At a Douglas Elliman event last week that discussed international wealth trends, Elliman Howard Lorber told the audience that the supply isn’t outpacing the demand – it’s just often overpriced.
“There really is no over-supply except maybe at the very high end of the market, like 57th Street and Central Park,” said Lorber, dismissing the idea that there is a big glut in high-end product on the market.
Douglas Ellimanʼs Wealth Report found that by 2025, there will be 41 percent more ultra-high net worth individuals (UHNWI) in the world.
A UHNWI is considered someone with a net worth of over $30 million, excluding their primary residence.
Instead, Lorber argued, “The market for overpriced condos has slowed down.”
He said that “aspirational” pricing for the past few years was successful for a while, but isn’t working anymore.
“If you price something right, it sells relatively quickly,” he said.
Recent market reports have shown a slow-down in pricing among top tier Manhattan homes.

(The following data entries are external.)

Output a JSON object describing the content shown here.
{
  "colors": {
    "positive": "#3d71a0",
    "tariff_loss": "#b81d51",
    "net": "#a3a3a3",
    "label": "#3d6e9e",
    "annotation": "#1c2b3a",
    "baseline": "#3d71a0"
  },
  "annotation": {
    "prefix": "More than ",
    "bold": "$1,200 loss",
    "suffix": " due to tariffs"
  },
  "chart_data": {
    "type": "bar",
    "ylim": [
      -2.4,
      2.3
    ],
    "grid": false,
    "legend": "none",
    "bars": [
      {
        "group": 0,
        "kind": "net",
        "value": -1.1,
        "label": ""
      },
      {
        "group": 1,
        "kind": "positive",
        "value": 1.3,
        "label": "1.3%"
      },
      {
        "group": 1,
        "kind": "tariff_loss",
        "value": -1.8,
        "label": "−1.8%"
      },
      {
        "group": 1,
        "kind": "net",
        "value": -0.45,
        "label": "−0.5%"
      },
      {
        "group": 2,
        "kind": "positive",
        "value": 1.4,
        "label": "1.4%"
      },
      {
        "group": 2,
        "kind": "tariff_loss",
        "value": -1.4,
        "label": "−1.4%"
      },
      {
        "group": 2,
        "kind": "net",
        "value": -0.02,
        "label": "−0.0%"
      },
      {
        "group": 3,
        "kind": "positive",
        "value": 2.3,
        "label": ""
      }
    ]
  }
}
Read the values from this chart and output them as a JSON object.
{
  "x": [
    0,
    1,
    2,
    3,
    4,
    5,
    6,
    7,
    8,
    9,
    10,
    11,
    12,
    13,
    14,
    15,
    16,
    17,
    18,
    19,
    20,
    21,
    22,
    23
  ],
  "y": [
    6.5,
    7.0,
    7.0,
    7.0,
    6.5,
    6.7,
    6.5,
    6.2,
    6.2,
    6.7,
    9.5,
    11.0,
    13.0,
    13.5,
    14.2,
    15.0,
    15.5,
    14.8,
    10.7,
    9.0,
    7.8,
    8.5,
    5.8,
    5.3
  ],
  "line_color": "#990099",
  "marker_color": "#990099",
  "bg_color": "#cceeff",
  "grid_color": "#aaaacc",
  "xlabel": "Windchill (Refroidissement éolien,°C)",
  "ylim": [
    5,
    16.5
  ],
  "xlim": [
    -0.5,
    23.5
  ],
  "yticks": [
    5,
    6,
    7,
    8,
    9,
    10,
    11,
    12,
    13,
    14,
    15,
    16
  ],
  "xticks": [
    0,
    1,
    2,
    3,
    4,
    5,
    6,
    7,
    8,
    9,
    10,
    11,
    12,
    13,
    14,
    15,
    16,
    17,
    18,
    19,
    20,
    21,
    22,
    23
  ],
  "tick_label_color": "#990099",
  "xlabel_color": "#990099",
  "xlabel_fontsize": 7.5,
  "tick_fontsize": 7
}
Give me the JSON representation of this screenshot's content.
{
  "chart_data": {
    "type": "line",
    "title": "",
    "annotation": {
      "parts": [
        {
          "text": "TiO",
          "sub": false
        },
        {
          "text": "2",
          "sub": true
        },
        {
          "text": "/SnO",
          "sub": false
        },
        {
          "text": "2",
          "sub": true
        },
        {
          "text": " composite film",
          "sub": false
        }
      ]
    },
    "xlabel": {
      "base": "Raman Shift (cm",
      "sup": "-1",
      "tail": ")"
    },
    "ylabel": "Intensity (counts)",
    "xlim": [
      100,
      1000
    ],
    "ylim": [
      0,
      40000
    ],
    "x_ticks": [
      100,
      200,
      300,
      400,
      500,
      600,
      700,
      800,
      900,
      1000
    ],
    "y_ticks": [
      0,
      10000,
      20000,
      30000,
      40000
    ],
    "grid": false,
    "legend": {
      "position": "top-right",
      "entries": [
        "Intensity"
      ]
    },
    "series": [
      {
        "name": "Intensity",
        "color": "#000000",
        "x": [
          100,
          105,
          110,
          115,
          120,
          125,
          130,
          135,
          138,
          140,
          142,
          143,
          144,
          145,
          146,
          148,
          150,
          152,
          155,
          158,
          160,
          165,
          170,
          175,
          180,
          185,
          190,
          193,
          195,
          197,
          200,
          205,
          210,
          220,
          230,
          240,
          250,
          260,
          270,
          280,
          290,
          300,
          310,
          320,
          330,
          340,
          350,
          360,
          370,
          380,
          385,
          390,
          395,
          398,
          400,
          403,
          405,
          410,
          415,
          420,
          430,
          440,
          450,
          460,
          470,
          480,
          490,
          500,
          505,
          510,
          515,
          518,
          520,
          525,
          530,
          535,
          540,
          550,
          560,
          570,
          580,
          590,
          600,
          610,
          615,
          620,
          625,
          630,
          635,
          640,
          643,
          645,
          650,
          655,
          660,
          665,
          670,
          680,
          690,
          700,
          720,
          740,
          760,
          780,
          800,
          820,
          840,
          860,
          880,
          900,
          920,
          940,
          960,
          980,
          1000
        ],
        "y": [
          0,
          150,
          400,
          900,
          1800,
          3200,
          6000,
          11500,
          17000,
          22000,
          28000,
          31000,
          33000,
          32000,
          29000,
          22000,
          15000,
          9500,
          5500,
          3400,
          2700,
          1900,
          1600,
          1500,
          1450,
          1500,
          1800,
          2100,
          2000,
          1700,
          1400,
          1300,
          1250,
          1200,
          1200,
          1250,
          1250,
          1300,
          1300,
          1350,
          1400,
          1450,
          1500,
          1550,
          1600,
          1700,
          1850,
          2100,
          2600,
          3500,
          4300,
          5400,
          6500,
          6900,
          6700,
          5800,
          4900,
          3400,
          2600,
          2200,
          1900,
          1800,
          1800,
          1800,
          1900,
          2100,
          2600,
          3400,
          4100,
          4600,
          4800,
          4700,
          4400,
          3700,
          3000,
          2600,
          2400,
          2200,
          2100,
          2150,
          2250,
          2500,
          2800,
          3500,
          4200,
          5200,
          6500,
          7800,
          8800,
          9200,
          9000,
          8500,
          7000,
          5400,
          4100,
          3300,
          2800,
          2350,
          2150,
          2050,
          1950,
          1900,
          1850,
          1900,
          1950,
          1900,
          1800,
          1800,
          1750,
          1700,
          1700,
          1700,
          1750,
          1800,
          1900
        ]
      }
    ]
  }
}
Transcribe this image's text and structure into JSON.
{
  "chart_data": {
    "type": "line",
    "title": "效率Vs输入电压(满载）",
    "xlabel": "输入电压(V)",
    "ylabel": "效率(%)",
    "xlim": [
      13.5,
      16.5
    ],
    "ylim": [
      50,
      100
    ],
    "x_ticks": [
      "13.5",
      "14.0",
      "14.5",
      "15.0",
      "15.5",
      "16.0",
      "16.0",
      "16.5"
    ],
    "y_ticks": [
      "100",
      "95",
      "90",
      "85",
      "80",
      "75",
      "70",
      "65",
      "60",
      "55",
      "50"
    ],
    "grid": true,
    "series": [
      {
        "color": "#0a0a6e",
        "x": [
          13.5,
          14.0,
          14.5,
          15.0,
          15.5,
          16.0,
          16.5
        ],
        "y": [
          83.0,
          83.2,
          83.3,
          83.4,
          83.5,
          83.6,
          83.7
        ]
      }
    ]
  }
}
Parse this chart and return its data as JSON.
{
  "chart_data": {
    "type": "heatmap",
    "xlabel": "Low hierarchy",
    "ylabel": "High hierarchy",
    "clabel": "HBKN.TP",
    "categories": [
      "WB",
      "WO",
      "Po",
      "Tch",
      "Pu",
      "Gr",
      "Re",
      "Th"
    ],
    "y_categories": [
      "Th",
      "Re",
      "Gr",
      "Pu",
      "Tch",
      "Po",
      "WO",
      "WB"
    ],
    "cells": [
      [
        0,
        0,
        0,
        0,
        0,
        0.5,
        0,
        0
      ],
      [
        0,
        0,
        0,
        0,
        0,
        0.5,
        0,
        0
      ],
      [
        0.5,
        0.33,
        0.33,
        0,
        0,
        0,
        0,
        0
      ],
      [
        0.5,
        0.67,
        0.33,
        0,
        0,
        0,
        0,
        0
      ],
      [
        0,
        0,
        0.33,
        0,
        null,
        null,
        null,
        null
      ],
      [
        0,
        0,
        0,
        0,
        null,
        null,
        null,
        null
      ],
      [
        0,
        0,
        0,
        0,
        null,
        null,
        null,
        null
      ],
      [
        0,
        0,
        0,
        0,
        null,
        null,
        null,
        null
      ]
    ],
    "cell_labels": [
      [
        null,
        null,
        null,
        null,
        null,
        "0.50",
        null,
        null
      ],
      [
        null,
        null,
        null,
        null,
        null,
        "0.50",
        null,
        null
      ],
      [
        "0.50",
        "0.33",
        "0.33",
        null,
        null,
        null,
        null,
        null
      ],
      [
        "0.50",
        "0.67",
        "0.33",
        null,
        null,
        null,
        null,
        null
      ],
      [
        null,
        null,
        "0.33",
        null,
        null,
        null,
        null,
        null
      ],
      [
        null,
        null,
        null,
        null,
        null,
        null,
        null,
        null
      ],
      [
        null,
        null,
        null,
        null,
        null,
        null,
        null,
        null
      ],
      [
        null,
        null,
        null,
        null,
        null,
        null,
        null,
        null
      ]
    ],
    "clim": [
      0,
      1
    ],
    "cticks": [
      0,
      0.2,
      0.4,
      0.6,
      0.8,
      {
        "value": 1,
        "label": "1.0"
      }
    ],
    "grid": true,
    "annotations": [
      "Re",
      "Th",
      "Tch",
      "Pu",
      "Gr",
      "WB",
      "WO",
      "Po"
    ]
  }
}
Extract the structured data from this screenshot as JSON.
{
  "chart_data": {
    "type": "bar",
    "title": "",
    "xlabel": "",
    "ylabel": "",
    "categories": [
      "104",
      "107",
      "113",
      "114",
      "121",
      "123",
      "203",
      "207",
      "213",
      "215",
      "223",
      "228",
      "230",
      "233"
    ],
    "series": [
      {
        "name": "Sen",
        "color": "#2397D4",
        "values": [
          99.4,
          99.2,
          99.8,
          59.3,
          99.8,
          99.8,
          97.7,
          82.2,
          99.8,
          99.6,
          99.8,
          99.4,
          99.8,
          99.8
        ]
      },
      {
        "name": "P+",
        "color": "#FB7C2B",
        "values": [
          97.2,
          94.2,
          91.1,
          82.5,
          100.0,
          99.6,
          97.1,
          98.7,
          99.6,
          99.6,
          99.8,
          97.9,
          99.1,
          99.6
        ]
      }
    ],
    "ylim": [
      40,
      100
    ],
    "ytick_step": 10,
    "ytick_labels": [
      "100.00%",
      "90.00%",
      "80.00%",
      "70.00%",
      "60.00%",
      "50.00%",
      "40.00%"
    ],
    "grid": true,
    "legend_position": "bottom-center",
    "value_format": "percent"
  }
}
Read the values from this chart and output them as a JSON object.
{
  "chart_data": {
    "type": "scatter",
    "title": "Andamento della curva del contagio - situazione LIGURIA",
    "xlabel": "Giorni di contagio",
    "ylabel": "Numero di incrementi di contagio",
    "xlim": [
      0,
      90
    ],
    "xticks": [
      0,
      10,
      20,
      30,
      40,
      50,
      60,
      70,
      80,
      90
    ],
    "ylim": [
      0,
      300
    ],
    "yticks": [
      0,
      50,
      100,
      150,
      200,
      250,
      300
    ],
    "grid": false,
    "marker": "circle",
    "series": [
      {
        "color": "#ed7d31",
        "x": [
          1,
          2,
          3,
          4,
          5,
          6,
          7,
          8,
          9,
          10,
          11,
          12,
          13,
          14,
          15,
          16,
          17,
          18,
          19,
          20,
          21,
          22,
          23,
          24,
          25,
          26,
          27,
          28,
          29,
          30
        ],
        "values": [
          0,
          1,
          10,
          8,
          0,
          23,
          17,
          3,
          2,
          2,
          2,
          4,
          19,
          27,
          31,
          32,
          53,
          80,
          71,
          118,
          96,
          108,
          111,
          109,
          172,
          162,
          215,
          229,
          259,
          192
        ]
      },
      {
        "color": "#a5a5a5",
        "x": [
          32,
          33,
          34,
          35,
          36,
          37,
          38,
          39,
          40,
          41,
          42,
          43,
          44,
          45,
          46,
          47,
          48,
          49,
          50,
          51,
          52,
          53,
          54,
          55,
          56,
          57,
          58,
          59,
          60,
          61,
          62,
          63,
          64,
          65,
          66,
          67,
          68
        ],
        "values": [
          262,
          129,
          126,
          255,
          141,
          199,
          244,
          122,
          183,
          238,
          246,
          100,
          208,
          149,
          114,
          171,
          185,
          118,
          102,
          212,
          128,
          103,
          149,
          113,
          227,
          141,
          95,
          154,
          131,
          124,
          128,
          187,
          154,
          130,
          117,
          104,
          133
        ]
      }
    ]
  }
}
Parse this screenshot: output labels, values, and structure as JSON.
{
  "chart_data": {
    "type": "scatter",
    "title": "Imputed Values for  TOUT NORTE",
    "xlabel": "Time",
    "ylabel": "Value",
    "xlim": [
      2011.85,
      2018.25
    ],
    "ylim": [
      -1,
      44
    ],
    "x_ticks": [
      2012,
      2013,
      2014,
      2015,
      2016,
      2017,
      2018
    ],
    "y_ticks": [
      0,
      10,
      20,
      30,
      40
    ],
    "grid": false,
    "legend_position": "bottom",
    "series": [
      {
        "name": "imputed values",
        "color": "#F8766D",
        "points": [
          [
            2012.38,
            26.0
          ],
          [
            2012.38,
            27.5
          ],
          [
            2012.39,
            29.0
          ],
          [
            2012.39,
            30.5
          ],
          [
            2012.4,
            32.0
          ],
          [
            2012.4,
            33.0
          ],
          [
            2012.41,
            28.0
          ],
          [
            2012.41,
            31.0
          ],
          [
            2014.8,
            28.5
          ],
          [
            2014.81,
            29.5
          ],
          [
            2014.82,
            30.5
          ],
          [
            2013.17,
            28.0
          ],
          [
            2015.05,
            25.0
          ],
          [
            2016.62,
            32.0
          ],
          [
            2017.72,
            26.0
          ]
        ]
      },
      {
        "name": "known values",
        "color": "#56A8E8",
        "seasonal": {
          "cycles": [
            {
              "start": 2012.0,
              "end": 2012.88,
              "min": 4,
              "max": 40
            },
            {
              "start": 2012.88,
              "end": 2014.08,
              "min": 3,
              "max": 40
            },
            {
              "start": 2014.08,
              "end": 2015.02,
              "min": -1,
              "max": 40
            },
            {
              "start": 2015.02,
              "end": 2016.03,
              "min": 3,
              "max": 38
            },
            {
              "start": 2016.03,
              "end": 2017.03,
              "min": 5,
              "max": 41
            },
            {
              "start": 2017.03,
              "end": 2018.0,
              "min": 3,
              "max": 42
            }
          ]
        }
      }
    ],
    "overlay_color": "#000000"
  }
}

According to a StreetEasy report, Manhattan’s luxury market experienced seven months in a row of price decline, after peaking in May 2015, while the median time on the market extended to 131 days, due in large part to slowing condo sales.
“In New York City’s luxury tier, we’re already seeing prices decline,” said Alan Lightfeldt, data scientist with StreetEasy.
“As developers rushed to meet burgeoning global demand, luxury homes represented the vast majority of new product entering the market between 2014 and now. With demand beginning to wane, we’ve seen a considerable increase in the length of time that luxury units spend on the market – a reflection of oversupply at this end of the market – and prices among top-tier homes in Manhattan have actually declined each consecutive month since May 2015. “As the supply and demand for luxury homes readjusts, we expect that prices will continue to decline in 2016. Sellers will certainly need to adjust their expectations and asking prices this year.”
While it may have started with Extell’s One57 penthouse selling for $100.5 million last January, many others have since followed, and they aren’t just in Midtown.
The 7,600 s/f penthouse at One Madison in Flatiron is currently listed for $72 million, while the 9,700 s/f duplex penthouse at the Zeckendorf’s 50 United Nations Plaza is listed for $70 million, according to StreetEasy. In Battery Park City, a 19-room penthouse is listed for $75 million.
Developer Kevin Maloney of Property Markets Group made headlines when he changed the layout of the penthouse apartment at his new condo building at 10 Sullivan Street in SoHo, recreating the 8,400 s/f triplex unit into two separate apartments.
He decided to do this after realizing that the triplex, priced at $45 million, might not sell in the current luxury market.
Developer Bruce Eichner’s forthcoming Flatiron tower, a 65-story ultra-luxury residential building at 45 E. 22nd Street, is packed to the gills with amenities — the 83-unit building will have a half basketball court, a golf simulator, a gym designed by the guy who heads up 15 Central Park West’s fitness center, a library and lounge room that is a nod to the Nomad Hotel, and a 1,600 s/f “upper club” on the 54th floor.
Units at the tower start around $2.45 million for a one bedroom, and go up to between $8 million and $10 million for three bedroom apartments. The four-bedroom, six and-a-half bathroom penthouse is listed for $38 million.
In a recent interview with Real Estate Weekly, his confidence in his product outweighed worries about oversupply in the market.
“The market is clearly softening,” said Eichner. “What’s going to happen as a result of that, is that there are going to be winners and not winners. The buyers don’t disappear, what happens is, they have choices, and when they have choices and don’t have a sense of urgency, they will only go to something that they perceive has value.”
Another factor is the decrease in average bonuses given to Wall Street bankers, which fell nine percent in 2015, to an average of $146,200, according to a report just released by New York State Comptroller Thomas P. DiNapoli.
The agency attributed the decline in bonuses to the decline in profits on Wall Street, which dropped by 10.5 percent last year, to $14.3 billion. The average bonus in 2015 was the lowest since 2012, which averaged $142,860.
Those figures are important because many in the real estate industry have long said that Wall Street bonuses have an effect on the luxury market – whether it’s residential property or retail goods.
Though it remains to be seen if bonuses do in fact affect the luxury market, the trend of the super-rich parking their money in New York City is still going strong.
“There’s no better safe haven than here,” said Lorber of NYC.